Europe suffers deadly heat wave as wildfires displace thousands

A deadly heat wave has caused fierce wildfires, disrupted transport and displaced thousands of people in Western Europe as the continent grapples with the effects of climate change.

The record-breaking heat is forecast to become more severe this week and has prompted concerns over infrastructure problems such as melting roads, widespread power outages and deformed rail tracks.

According to the national weather forecaster, many regions of France have experienced record-breaking temperatures that have reached or exceeded 100 degrees Fahrenheit. In Britain, where some homes have air conditioning, the highest temperatures have also reached nearly 100 degrees Fahrenheit, well below the national record.

Firefighters work at the site of a wildfire in Pumarejo de Tera, near Zamora, northern Spain, on June 18, 2022.

Cesar Manso | AFP | Getty Images

At least five countries in Europe have declared a state of emergency, or red warnings, as wildfires ignite hot conditions across France, Greece, Portugal and Spain. More than 31,000 people have been displaced from their homes in the Gironde region of southwestern France in the past week.

Climate change has made heat waves and droughts more common, intense and widespread. Dry and hot conditions also exacerbate wildfires, which have become more destructive in recent years. and low night temperatures that usually provide significant relief from hot days Disappearing as the Earth warms.

Spanish Prime Minister Pedro Sánchez said on Monday that he had visited areas affected by wildfires in the western region of Extremadura. “Climate change kills people, our ecosystem, and what is most precious to us,” Sanchez said.

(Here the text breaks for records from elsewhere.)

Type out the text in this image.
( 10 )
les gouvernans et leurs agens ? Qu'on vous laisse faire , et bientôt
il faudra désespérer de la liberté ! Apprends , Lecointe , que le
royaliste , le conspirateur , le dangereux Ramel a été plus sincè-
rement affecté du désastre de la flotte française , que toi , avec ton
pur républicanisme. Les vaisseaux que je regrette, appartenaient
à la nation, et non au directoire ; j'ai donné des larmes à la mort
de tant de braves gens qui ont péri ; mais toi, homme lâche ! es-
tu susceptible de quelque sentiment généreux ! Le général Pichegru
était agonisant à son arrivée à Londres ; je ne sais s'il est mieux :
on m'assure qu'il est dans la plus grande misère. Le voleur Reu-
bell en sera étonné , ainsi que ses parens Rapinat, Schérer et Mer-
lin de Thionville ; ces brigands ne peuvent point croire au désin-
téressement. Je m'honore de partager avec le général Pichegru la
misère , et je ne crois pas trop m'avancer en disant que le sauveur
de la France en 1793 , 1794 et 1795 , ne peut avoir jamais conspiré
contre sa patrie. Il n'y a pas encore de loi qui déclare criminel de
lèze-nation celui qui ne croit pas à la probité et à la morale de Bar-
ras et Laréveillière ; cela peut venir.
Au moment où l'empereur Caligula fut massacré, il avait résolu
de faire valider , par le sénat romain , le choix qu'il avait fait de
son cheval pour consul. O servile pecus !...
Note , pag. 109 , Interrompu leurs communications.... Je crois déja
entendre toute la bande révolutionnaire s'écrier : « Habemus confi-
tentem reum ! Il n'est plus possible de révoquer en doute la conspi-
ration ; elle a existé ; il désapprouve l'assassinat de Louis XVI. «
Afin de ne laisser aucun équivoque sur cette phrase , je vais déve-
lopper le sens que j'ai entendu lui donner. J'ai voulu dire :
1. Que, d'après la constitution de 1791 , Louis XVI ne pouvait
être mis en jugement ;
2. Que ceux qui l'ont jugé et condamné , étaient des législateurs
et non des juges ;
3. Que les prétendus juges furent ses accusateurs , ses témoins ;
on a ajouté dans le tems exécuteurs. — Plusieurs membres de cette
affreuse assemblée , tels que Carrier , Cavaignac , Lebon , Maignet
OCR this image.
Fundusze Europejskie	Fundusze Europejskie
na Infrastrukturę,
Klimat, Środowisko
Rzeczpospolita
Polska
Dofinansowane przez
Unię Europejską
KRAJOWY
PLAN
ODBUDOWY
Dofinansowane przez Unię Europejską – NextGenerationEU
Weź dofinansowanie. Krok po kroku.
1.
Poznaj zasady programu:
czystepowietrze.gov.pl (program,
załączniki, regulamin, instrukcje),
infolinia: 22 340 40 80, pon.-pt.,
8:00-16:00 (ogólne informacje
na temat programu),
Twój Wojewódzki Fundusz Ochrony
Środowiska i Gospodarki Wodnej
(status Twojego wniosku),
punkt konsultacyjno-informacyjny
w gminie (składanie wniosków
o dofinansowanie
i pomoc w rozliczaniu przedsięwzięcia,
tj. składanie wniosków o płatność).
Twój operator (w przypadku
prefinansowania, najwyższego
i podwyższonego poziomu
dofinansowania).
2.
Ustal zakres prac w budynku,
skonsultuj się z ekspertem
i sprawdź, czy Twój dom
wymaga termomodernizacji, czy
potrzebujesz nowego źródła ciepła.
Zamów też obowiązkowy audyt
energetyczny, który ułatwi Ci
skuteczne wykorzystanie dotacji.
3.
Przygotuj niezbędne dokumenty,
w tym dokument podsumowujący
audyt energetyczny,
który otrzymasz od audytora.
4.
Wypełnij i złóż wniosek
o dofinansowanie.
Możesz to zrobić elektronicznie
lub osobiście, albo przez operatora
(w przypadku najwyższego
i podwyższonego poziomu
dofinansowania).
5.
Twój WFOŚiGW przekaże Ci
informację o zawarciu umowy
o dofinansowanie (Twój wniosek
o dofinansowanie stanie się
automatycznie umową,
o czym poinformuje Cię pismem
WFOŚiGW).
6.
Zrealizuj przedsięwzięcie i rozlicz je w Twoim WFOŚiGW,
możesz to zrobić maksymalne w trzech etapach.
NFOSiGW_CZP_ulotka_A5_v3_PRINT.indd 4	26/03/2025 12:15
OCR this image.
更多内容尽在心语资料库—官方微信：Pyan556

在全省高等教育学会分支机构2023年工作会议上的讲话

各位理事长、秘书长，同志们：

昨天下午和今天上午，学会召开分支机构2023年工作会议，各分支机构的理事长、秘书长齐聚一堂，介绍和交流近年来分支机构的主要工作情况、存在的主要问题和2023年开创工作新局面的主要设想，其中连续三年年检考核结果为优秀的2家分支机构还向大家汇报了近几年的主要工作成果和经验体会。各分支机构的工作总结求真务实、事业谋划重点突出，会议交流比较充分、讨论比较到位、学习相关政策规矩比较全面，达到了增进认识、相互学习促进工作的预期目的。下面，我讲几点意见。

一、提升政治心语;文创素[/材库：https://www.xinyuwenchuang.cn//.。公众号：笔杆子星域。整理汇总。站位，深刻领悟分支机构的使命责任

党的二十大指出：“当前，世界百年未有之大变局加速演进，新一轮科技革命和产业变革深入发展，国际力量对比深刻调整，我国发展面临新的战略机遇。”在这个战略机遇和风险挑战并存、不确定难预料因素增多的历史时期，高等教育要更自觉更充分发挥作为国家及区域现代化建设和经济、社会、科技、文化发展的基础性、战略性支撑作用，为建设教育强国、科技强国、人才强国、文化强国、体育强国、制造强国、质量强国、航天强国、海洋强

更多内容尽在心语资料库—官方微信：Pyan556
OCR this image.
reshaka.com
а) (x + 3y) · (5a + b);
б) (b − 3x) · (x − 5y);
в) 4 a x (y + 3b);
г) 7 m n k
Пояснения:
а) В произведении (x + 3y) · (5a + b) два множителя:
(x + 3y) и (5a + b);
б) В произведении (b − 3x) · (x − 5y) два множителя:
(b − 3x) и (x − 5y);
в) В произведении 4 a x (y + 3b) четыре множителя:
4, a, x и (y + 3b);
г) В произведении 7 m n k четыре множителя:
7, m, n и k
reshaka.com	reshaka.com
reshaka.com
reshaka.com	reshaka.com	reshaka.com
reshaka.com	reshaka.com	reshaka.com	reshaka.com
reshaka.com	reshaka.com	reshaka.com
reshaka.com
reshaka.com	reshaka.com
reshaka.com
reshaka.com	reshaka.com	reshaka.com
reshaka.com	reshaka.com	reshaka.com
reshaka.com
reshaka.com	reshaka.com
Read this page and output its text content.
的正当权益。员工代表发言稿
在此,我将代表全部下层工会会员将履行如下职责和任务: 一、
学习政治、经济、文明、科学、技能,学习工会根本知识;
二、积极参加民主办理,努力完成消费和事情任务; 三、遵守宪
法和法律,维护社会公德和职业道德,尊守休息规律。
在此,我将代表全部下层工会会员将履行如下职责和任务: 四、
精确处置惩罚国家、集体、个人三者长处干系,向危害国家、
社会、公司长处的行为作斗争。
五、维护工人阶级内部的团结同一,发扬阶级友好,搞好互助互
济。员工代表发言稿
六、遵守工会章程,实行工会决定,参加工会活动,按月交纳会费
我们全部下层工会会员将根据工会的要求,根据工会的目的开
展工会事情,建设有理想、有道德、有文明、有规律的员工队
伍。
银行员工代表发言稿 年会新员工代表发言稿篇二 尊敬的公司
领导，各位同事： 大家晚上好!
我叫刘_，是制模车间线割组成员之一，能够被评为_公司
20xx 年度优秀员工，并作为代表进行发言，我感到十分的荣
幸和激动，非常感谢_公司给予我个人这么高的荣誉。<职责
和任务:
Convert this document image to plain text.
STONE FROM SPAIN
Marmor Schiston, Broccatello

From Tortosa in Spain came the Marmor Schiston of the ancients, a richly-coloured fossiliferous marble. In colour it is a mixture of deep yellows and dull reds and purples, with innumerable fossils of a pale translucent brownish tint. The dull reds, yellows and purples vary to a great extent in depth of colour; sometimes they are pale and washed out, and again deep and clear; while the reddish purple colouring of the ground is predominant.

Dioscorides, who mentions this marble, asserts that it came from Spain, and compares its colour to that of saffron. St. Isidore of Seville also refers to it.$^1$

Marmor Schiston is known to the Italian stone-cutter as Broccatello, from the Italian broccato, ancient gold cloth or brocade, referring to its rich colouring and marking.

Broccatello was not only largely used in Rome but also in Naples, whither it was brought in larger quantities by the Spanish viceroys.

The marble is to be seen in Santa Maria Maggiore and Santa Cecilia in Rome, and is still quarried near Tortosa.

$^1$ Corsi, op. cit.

Tourists fill Levante beach in Benidorm to quell high temperatures as a heatwave sweeps across Spain on July 16, 2022 in Benidorm.

zovi ft | Getty Images

According to Spanish estimates, at least 350 people have died in Spain during the past week due to high temperatures Carlos III Institute of Health, Health officials in Portugal said around 240 people died in the first fortnight of July due to high temperatures that reached 117 degrees Fahrenheit earlier this month.

In the UK, rail service was limited amid concerns that the rail would bend in the heat. The UK Meteorological Office issued a red warning for the summer for the first time, the most extreme alert. Wales recorded its highest ever temperature of 98.8 Fahrenheit on Monday, according to Britain’s National Weather Service.

An aerial view shows boats in the dry bed of Lake Brenets (Lac des Brenets), part of the Doubs River, a natural border between eastern France and western Switzerland, on July 18, 2022 in Les Brenets.

Fabrice Kofrini | AFP | Getty Images

Flights were also delayed and disrupted in and out Luton Airport in London According to the airport, following the identification of a defect on the runway surface due to extreme temperatures. Temperatures in north London reached 94 degrees Fahrenheit on Monday and were forecast to rise on Tuesday.

As people across Europe endured the heat, UN Secretary-General Antonio Guterres A stern warning issued to leaders 40 nations gathered in Berlin to discuss climate change response measures as part of the Petersburg Climate Dialogue.

In a video message to leaders on Monday, Guterres said: “Half of humanity is in danger zones from floods, droughts, severe storms and wildfires. No country is untouched by this. Yet we continue to feed our fossil fuel addiction.” continue.”

-The Associated Press contributed reporting.